Principal Investigator: Rogers Hall
CoPrincipal Investigator(s): Katie Taylor, Ananda Marin
Organization: Vanderbilt University
Abstract:
The Cyberlearning and Future Learning Technologies Program funds efforts that will help envision the next generation of learning technologies and advance what we know about how people learn in technology-rich environments. Capacity-building (CAP) projects increase the ability of researchers to understand how such technology should be designed and used in the future and support new capacity in allowing researchers to answer questions about how people learn, how to foster or assess learning, and how to design for learning. The past decade has seen rapid growth in development and wide distribution of location-aware technologies (e.g., GPS in mobile devices), digital mapping tools (e.g., Google maps), and tools for spatial analysis and modeling (e.g., CartoDB). These technologies create new opportunities for linking data on mobility at a personal scale with a growing variety of spatially organized, open, large-scale data sets. This confluence of technological developments creates tremendous potential to design new forms of learning and teaching that incorporate personal mobility in public spaces as both the topic and the means of learning: “Learning on the Move” (LoM).

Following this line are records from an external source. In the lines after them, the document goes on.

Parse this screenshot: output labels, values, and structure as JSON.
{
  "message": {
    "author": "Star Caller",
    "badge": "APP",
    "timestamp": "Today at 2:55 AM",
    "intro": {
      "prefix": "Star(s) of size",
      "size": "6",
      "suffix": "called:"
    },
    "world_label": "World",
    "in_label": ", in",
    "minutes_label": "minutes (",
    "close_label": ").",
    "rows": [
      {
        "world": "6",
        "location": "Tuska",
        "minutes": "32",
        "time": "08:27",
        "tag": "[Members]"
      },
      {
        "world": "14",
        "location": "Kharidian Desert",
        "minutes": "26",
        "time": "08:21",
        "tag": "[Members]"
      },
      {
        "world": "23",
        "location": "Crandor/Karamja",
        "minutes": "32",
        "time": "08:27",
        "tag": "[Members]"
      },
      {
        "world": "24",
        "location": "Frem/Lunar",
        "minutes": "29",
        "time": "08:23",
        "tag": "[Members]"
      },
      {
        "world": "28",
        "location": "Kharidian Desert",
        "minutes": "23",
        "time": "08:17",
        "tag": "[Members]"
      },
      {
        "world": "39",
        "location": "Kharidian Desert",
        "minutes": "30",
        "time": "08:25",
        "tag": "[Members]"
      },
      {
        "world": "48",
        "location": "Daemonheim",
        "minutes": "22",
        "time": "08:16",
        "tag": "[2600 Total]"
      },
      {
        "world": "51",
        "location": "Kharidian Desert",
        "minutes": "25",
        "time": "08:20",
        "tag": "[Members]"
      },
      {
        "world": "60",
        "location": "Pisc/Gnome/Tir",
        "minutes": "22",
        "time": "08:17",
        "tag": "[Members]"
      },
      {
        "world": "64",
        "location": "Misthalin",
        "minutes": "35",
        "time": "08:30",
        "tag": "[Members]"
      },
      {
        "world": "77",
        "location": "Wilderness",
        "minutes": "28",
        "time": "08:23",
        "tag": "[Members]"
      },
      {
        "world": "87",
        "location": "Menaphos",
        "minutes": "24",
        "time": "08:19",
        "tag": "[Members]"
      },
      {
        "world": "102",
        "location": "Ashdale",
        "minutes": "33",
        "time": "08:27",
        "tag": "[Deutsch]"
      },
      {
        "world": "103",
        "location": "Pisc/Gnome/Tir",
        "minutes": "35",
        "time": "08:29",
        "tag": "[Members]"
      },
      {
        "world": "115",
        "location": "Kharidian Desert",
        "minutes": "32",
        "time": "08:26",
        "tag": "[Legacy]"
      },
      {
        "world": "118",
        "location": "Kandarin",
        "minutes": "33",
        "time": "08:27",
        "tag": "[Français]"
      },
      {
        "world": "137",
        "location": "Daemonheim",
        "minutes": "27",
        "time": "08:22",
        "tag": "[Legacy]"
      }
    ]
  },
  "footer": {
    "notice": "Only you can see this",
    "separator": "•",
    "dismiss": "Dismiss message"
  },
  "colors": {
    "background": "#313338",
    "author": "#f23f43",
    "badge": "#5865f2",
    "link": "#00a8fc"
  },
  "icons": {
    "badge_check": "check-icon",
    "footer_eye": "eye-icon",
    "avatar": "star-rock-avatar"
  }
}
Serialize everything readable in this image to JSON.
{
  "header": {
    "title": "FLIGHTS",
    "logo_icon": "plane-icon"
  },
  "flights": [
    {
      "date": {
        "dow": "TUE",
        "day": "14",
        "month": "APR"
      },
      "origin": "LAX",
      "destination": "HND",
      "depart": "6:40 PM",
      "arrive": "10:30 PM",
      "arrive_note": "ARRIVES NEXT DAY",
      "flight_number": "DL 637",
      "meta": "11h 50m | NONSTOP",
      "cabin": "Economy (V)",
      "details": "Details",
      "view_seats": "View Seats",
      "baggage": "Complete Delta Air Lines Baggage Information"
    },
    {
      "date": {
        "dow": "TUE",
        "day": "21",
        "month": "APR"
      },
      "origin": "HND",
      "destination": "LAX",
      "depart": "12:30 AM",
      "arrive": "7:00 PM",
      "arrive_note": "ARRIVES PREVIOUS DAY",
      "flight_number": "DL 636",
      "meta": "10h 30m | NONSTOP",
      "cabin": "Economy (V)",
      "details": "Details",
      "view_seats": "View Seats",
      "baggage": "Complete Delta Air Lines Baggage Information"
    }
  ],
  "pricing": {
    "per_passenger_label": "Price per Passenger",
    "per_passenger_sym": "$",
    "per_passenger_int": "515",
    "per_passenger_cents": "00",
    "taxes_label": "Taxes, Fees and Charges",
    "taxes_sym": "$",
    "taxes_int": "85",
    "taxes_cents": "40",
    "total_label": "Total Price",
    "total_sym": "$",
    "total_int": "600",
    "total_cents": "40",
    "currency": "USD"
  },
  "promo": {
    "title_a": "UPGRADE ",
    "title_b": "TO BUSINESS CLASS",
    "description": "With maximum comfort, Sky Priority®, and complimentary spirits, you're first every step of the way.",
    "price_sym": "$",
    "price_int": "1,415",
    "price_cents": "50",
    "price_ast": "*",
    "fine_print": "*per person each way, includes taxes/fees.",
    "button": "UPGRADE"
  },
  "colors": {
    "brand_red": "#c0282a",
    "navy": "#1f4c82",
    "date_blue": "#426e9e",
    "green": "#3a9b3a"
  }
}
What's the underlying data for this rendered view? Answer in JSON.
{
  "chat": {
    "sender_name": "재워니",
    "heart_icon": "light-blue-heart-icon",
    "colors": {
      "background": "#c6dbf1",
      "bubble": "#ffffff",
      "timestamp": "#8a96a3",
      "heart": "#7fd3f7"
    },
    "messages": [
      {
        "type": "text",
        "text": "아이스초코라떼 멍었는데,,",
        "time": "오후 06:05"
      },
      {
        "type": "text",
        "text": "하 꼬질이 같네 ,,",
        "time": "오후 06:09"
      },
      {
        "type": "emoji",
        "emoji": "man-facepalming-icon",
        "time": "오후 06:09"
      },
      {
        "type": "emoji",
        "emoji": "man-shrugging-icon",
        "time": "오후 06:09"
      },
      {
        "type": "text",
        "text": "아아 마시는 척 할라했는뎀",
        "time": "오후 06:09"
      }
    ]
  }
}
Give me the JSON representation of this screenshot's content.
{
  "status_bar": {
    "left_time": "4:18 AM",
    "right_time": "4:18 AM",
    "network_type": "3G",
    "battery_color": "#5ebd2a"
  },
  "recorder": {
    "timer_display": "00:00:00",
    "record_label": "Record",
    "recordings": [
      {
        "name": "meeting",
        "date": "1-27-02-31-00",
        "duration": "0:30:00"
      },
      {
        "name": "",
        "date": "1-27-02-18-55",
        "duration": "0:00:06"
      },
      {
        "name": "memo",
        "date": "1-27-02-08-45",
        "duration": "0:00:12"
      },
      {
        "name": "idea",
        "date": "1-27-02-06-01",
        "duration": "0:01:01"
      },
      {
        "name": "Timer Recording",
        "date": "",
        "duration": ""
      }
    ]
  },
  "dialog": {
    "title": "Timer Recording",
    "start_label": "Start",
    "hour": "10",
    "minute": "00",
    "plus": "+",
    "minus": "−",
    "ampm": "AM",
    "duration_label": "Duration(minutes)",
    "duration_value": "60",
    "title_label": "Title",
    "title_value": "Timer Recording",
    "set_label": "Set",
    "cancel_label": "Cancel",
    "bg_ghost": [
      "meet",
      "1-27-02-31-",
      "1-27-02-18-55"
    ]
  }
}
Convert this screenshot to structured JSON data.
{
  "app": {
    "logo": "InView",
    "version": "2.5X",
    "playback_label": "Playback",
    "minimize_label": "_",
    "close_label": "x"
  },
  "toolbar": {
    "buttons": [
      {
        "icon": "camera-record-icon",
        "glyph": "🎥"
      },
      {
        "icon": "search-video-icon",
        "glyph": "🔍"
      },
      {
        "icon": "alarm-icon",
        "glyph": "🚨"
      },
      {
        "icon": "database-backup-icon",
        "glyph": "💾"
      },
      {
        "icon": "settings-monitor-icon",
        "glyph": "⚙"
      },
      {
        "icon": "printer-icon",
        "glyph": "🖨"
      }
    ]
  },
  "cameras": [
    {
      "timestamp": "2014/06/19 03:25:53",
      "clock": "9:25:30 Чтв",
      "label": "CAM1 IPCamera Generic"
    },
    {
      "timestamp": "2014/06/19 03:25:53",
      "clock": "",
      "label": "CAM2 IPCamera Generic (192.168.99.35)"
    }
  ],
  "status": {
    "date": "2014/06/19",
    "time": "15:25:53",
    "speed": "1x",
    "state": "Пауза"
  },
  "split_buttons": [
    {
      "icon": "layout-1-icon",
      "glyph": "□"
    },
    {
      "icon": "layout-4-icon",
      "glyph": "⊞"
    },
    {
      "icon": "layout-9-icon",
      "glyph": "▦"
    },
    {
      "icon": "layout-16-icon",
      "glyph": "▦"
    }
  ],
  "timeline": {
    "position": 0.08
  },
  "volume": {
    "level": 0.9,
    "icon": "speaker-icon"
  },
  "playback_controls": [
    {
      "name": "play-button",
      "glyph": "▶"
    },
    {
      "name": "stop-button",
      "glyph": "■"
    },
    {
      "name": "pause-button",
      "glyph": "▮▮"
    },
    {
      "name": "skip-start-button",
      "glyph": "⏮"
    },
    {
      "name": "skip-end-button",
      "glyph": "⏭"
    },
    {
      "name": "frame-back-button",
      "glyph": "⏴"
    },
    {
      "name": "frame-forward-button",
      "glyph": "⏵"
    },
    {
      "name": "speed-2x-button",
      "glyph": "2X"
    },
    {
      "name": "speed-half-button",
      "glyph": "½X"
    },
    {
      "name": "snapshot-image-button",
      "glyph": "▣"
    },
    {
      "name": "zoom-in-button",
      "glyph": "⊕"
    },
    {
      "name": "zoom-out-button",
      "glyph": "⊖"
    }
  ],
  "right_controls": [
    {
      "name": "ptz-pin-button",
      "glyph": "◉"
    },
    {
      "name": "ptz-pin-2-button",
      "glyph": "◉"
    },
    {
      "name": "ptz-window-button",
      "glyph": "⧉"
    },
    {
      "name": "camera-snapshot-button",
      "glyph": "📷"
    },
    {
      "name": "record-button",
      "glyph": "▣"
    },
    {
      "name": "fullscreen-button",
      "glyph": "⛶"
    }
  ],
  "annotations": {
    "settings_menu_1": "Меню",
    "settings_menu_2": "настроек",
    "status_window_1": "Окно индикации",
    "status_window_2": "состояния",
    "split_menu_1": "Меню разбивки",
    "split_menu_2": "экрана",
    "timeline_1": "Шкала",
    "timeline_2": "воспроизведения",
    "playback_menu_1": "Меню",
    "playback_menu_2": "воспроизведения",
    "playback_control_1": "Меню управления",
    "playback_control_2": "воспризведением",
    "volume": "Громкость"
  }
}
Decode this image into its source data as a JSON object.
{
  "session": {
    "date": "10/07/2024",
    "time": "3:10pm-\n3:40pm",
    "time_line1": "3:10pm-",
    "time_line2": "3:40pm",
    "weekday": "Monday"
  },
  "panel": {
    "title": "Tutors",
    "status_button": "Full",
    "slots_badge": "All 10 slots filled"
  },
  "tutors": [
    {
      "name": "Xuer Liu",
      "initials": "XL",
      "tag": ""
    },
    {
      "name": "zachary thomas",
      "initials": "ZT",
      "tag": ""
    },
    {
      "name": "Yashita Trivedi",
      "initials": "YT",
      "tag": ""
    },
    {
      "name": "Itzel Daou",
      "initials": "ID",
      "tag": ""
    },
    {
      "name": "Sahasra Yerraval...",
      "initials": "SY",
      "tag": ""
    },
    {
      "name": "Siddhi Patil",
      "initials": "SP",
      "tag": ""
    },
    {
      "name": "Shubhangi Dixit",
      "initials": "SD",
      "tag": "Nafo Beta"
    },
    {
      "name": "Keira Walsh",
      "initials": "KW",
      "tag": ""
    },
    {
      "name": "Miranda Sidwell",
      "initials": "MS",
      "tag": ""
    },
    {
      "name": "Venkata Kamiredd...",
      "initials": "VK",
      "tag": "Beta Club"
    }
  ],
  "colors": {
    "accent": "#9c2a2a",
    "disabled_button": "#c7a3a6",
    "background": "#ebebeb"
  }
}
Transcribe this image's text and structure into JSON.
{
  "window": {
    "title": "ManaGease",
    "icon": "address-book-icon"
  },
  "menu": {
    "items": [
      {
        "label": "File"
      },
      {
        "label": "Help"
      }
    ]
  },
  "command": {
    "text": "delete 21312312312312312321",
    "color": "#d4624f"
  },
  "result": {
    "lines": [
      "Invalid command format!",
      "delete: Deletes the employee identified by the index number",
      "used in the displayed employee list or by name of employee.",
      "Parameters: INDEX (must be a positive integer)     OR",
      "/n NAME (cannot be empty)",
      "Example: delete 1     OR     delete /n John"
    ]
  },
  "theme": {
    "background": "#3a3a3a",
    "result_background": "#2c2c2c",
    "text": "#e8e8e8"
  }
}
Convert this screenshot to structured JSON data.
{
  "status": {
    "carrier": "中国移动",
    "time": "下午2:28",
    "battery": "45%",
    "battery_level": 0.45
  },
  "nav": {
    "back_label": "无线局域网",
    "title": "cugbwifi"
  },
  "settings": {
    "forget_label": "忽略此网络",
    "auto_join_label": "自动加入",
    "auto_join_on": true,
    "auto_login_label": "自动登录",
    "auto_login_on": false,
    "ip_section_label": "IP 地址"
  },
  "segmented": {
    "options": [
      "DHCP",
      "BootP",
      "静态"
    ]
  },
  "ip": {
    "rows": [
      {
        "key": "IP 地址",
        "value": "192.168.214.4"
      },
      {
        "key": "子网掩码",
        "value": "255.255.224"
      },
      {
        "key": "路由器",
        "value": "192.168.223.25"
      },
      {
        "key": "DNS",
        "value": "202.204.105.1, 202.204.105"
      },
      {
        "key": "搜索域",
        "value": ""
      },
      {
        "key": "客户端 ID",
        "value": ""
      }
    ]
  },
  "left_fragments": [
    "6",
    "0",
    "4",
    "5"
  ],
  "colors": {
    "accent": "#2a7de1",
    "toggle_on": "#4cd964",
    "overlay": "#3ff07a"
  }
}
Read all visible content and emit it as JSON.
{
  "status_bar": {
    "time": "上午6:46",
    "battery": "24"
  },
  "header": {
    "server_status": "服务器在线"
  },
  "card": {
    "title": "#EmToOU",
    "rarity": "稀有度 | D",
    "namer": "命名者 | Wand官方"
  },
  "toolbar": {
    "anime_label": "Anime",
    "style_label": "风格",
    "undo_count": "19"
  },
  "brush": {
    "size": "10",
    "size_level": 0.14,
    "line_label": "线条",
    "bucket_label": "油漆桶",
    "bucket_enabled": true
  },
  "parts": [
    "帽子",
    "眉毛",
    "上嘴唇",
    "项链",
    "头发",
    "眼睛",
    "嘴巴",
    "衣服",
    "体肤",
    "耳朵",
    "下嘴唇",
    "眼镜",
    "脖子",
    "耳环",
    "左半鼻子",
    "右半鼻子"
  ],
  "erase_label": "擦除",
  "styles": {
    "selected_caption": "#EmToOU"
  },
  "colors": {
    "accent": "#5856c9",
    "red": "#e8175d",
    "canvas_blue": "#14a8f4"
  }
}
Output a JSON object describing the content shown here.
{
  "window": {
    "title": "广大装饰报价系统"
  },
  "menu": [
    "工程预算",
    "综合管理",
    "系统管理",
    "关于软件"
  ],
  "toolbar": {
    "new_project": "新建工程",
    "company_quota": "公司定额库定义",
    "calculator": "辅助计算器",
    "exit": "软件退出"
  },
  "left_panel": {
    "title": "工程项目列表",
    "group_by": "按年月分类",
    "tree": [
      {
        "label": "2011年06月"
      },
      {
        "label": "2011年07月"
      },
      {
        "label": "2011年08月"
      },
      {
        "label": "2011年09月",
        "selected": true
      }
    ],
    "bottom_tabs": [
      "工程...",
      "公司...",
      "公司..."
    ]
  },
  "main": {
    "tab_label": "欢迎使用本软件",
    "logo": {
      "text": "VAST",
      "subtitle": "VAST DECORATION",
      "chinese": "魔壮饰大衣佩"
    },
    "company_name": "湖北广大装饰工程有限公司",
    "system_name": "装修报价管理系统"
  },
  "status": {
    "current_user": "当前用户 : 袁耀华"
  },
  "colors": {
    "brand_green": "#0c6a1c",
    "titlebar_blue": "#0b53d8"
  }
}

This project will draw together a community of researchers from different disciplines who are not yet collaborating but who together could contribute to design research that develops and studies LoM as a new genre of learning. An invited workshop will build and use a corpus of case studies of learning and technical development supporting LoM that are contributed by participants, and an associated public website will make this corpus and supporting resources (e.g., data, open source code, informed consent procedures, assessments, a “white paper” written by workshop participants) available to the larger community with research interests in this new genre. The workshop will aggregate the best existing work on LoM, explore what is common and different in this existing work, identify promising directions for research, and document research methods and tools that can be used to further this research. The breadth of the invitees and the resulting LoM corpus from the workshop will provide a substantive, ongoing resource to other researchers in the field.